Here are just a few examples of how we have worked to protect and promote the interests of our community and nation.

In March, we hosted our annual Hispanic Education Summit (HES) -- one of the nation’s premier gatherings of educational experts, community leaders, parents, students and policymakers committed to advancing best practices and needed reforms aimed at strengthening Latino student outcomes and opportunities. Over 250 community leaders, educators, parents, researchers and policymakers came together at the summit to help shape and drive an action agenda focused on supporting public schools and closing the achievement gap.

The work done at the HES has helped inform the launch of LEAD, an education coalition of diverse community leaders that is taking our educational change priorities and recommendations straight to legislators and policymakers.

This year for the first time we also partnered with leading Latino academic research centers at The City University of New York to bring rigorous research to bear on some of our community’s most pressing issues. The Summit on Latinos (SOL) Conference in June, brought together the New York City Council leadership, the Hispanic Federation, Center for Puerto Rican Studies, the CUNY Dominican Studies Institute, and the Jaime Lucero Mexican Studies Institute to address issues ranging from education to immigration to business development. More than 200 advocates, activists, and allies joined together for this one-day conference to examine the challenges and opportunities facing New York City’s Latino community, assess policy priorities, and develop an action agenda for today and tomorrow.

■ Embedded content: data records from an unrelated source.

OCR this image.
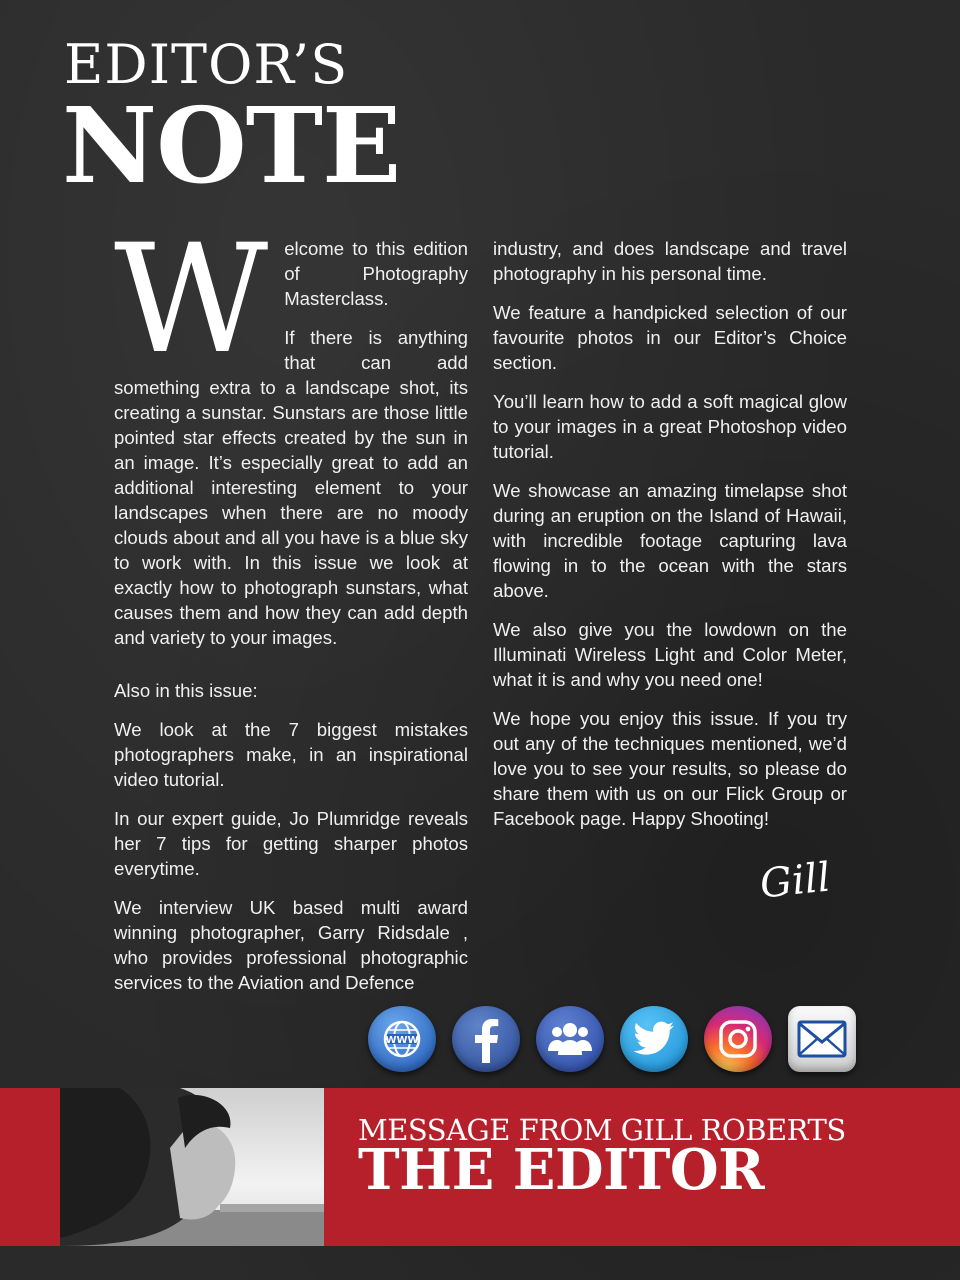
EDITOR’S
NOTE

W elcome to this edition of Photography Masterclass.

If there is anything that can add something extra to a landscape shot, its creating a sunstar. Sunstars are those little pointed star effects created by the sun in an image. It’s especially great to add an additional interesting element to your landscapes when there are no moody clouds about and all you have is a blue sky to work with. In this issue we look at exactly how to photograph sunstars, what causes them and how they can add depth and variety to your images.

Also in this issue:

We look at the 7 biggest mistakes photographers make, in an inspirational video tutorial.

In our expert guide, Jo Plumridge reveals her 7 tips for getting sharper photos everytime.

We interview UK based multi award winning photographer, Garry Ridsdale , who provides professional photographic services to the Aviation and Defence

industry, and does landscape and travel photography in his personal time.

We feature a handpicked selection of our favourite photos in our Editor’s Choice section.

You’ll learn how to add a soft magical glow to your images in a great Photoshop video tutorial.

We showcase an amazing timelapse shot during an eruption on the Island of Hawaii, with incredible footage capturing lava flowing in to the ocean with the stars above.

We also give you the lowdown on the Illuminati Wireless Light and Color Meter, what it is and why you need one!

We hope you enjoy this issue. If you try out any of the techniques mentioned, we’d love you to see your results, so please do share them with us on our Flick Group or Facebook page. Happy Shooting!

Gill
WWW
MESSAGE FROM GILL ROBERTS
THE EDITOR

In June we organized a Congressional Delegation Briefing at our headquarters in NY to discuss policy issues with an amazing group of social justice leaders. HF is actively working with this group of African American, Latino, Asian, Muslim, and LGBTQ leaders to help shape a People of Color Agenda in New York and nationally.

We have also taken LGBT causes to heart through innovative convenings like FUERZAfest. In May, FUERZAfest took up residence in the Julia de Burgos Latino Cultural Center in East Harlem to provide twelve days of programming around issues of LGBT rights. At the center of the programming was the festival’s one-act play theater showcase, which touched upon race, gender and civil rights issues affecting the LGBT community. In August, FUERZAFest heads to Connecticut where it will bring its unique brand of theater, panel discussions, and workshops to support Latino LGBT communities but also help strengthen the bonds between LGBT communities and allies. Our Florida FUERZAfest will follow shortly thereafter in late September.

Of course, this is just a small sampling of the work. The truth is that it takes a lot of effort to set and carry out an agenda that speaks to the hopes and aspirations of our children, families and institutions. It takes a consistent and steady dose of coalition-building, policy research, community outreach and engagement, and passion for justice and progress. It all comes together at the Hispanic Federation, and that is in no small part thanks to the dedication and leadership of our staff, grassroots agencies, donors and community partners.